链接:https://www.nowcoder.com/acm/contest/143/H
来源:牛客网
题目描述
Kanade has an array a[1..n] , she define that an array b[1..m] is good if and only if it satisfy the following conditions:
-
1<=b[i]<=n
-
b[i]<b[i+1] for every i between 1 and m-1
-
a[b[i]] < a[b[i+1]] for every i between 1 and m-1
-
m>0
Now you need to find the k-th smallest lexicographically good array.
输入描述:
The first line has two integer n,k
The second line has n integer a[i]
输出描述:
If there is no solution, just only output -1, else output two lines, the first line has an integer m, the second line has m integer b[i]
示例1
输入
3 2
1 2 3
输出
2
1 2
示例2
输入
3 1000000000
1 2 3
输出
-1
备注:
1<=n <= 5*10^5
1<=k<=10^(18)
1<=a[i]<=10^9
题目大意:给定一个n个数的序列,要你求出下标字典序第k小的严格单调递增子序列。
题目思路:我们可以考虑先维护出以第 i 个数为开头的严格单调递增子序列的数量,这个借助线段树或者树状数组即可以维护出来,只需要倒着插入即可,以第 i 个数为开头的序列的数量就是区间 [i+1,n] 内大于第 i 个数的子序列数量之和+1,。最后在按位考虑即,看以当前位为开头的子序列是否小于k,再逐位枚举即可。
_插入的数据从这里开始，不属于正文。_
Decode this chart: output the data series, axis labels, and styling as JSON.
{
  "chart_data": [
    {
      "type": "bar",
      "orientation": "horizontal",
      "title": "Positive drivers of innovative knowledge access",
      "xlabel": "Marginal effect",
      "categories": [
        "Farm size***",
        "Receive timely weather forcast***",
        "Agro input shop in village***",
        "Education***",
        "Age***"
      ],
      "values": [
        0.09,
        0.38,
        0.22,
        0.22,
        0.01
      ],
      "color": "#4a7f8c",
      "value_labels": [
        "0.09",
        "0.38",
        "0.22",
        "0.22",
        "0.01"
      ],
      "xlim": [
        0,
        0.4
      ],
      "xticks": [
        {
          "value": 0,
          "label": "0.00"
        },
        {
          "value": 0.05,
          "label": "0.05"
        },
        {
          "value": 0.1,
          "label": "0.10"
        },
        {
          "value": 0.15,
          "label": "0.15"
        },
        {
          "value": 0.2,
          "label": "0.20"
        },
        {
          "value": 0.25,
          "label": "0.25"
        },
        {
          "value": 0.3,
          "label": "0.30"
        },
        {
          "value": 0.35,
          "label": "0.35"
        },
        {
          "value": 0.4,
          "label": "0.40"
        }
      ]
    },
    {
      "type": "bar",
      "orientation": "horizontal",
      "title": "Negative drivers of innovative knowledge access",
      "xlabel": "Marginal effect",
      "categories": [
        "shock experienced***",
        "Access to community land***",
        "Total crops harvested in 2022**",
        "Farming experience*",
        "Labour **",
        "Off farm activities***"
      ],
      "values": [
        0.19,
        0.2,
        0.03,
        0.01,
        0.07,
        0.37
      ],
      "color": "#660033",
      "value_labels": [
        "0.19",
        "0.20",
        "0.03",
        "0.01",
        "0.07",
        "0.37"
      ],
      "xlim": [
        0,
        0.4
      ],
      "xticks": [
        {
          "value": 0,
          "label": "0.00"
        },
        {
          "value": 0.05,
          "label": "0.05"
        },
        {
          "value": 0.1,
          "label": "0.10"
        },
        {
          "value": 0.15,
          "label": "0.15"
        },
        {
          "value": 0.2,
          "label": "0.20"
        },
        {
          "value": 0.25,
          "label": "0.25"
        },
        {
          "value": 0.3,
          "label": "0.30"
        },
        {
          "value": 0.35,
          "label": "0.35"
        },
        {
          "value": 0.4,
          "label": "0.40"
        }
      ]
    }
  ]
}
注意本题可能会爆long long 所以在维护线段树的时候要设置一个数量的上界。
具体实现看代码:
#include <bits/stdc++.h>
#define fi first
#define se second
#define lson l,m,rt<<1
#define rson m+1,r,rt<<1|1
#define lowbit(x) x&-x
#define pb push_back
#define MP make_pair
#define clr(a) memset(a,0,sizeof(a))
#define _INF(a) memset(a,0x3f,sizeof(a))
#define FIN freopen("in.txt","r",stdin)
#define fuck(x) cout<<"["<<x<<"]"<<endl
using namespace std;
typedef long long ll;
typedef unsigned long long ull;
typedef pair<int,int>pii;
typedef vector<int> VI;
const int MX=5e5+5;
const int mod=998244353;
const int inf=0x3f3f3f3f;
const ll infll=1e18;
//head
int n,a[MX],N;
ll sum[MX<<2],num[MX],k;
void push_up(int rt){
sum[rt]=min(infll,sum[rt<<1]+sum[rt<<1|1]);
}
void update(int p,ll d,int l,int r,int rt){
if(l==r){
sum[rt]=min(infll,sum[rt]+d);
return;
}
int m=(l+r)>>1;
if(p<=m) update(p,d,lson);
else update(p,d,rson);
push_up(rt);
}
ll query(int L,int R,int l,int r,int rt){
if(L<=l && r<=R) return sum[rt];
ll res=0;
int m=(l+r)>>1;
if(L<=m) res=min(infll,res+query(L,R,lson));
if(R>m) res=min(infll,res+query(L,R,rson));
return res;
}
VI has,ans;
int get_id(int x){
return lower_bound(has.begin(),has.end(),x)-has.begin()+1;
}
int main(){
scanf("%d%lld",&n,&k);
for(int i=1;i<=n;i++){
scanf("%d",&a[i]);
has.pb(a[i]);
}
sort(has.begin(),has.end());
has.erase(unique(has.begin(),has.end()),has.end());
N=has.size();
for(int i=1;i<=n;i++) a[i]=get_id(a[i]);
for(int i=n;i>=1;i--){
num[i]=query(a[i]+1,N,1,N,1)+1;
update(a[i],num[i],1,N,1);
}
int flag=0,last=0;
for(int i=1;i<=n;i++){
if(a[i]>last){
if(num[i]<k) k-=num[i];
else{
ans.pb(i);last=a[i];
if(k==1){
flag=1;
break;
}k--;
}
}
}
if(!flag) puts("-1");
else{
int sz=ans.size();
printf("%d\n",sz);
for(int i=0;i<sz;i++)
printf("%d%c",ans[i],i==sz-1?'\n':' ');
}
return 0;
}